As the current leader in the cryptocurrency market world, Bitcoin has made some serious headlines and some major swings over the past 6 months. Almost everyone has heard of them and almost everyone has an opinion. Some cannot fathom the idea that a currency of any value can be created out of thin air, while some love the idea that something without government control can be traded as a unit of value in its own right.
Where you stand on “Should I buy Bitcoin?” probably ultimately boils down to one question: Can I make money from Bitcoin?
Can you make money from bitcoin?
In the last 6 months alone, we have seen the price go from $20 per coin in February, to $260 per coin in April, back to $60 in March, and back to $130 in May. The price has now settled at around $100 per Bitcoin, but what happens next is anyone’s guess.
Bitcoin’s future ultimately depends on two main variables: its acceptance as a currency by a wide audience and the absence of prohibitive government interference.
The Bitcoin community is growing rapidly, interest in the cryptocurrency has spread dramatically online, and new services are increasingly accepting Bitcoin payments. Blogging giant, WordPress, accepts Bitcoin payments and Africa-based mobile app provider, Kipochi, have developed a Bitcoin wallet that will allow Bitcoin payments on mobile phones in developing countries.
We have already seen people making millions from the currency. We are seeing a growing number of people experimenting with living on Bitcoin alone for months on end while documenting the experience for documentary viewing.
You can buy takeout in Boston, coffee in London, and even a few cars on Craigslist using Bitcoin. Bitcoin demand increased sharply in 2013 with the April rally and subsequent drop in the price of Bitcoin. Last week, the first major acquisition of a Bitcoin company was made for SatoshiDice, an online gambling site, for 126,315 BTC (about $11.47 million) from an undisclosed buyer.
This rapid growth in awareness and adoption looks set to continue if confidence in the currency remains strong. Which leads to the second dependency. State regulation.
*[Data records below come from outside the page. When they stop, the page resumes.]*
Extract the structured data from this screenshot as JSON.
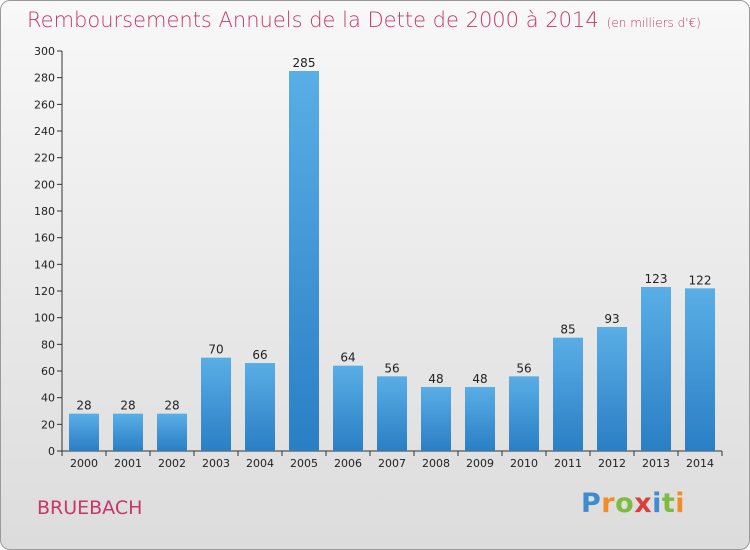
{
  "title": "Remboursements Annuels de la Dette de 2000 à 2014",
  "unit_note": "(en milliers d'€)",
  "commune": "BRUEBACH",
  "logo": {
    "text": "Proxiti",
    "p": "P",
    "r": "r",
    "o": "o",
    "x": "x",
    "i1": "i",
    "t": "t",
    "i2": "i"
  },
  "colors": {
    "title": "#c8366a",
    "bar_top": "#5aaee6",
    "bar_bottom": "#2a7ec4"
  },
  "chart_data": {
    "type": "bar",
    "title": "Remboursements Annuels de la Dette de 2000 à 2014",
    "xlabel": "",
    "ylabel": "",
    "categories": [
      "2000",
      "2001",
      "2002",
      "2003",
      "2004",
      "2005",
      "2006",
      "2007",
      "2008",
      "2009",
      "2010",
      "2011",
      "2012",
      "2013",
      "2014"
    ],
    "values": [
      28,
      28,
      28,
      70,
      66,
      285,
      64,
      56,
      48,
      48,
      56,
      85,
      93,
      123,
      122
    ],
    "ylim": [
      0,
      300
    ],
    "yticks": [
      0,
      20,
      40,
      60,
      80,
      100,
      120,
      140,
      160,
      180,
      200,
      220,
      240,
      260,
      280,
      300
    ],
    "grid": false,
    "data_labels": true
  }
}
Although it was specifically designed to operate independently of government control, Bitcoin will inevitably be affected by governments in some way. This should be so for two reasons.
First, to achieve high levels of adoption, Bitcoin will need to be accessible to a large number of people, and that means spreading beyond the realms of hidden transactions to normal everyday transactions for individuals and businesses. Second, these Bitcoin transactions can become a traceable part of people’s taxable wealth, to be declared and regulated along with any other type of wealth.
The European Union has already declared that Bitcoin is not classified as fiat currency or money and as such will not be regulated per se. In the US, the 50-state system and the number of bureaucratic bodies involved inevitably make decisions more difficult, and no consensus has yet been reached. Bitcoin is not considered money as such, but it is believed to act like money.
The booming bitcoin market in the US has a more uncertain future for now, and any compelling legislation in the US could have a very positive or very negative effect on the future of bitcoin.
So, should you buy Bitcoin?
The answer depends mostly on how risk-averse you are. Bitcoin will certainly not be a smooth investment, but the potential of this currency is huge.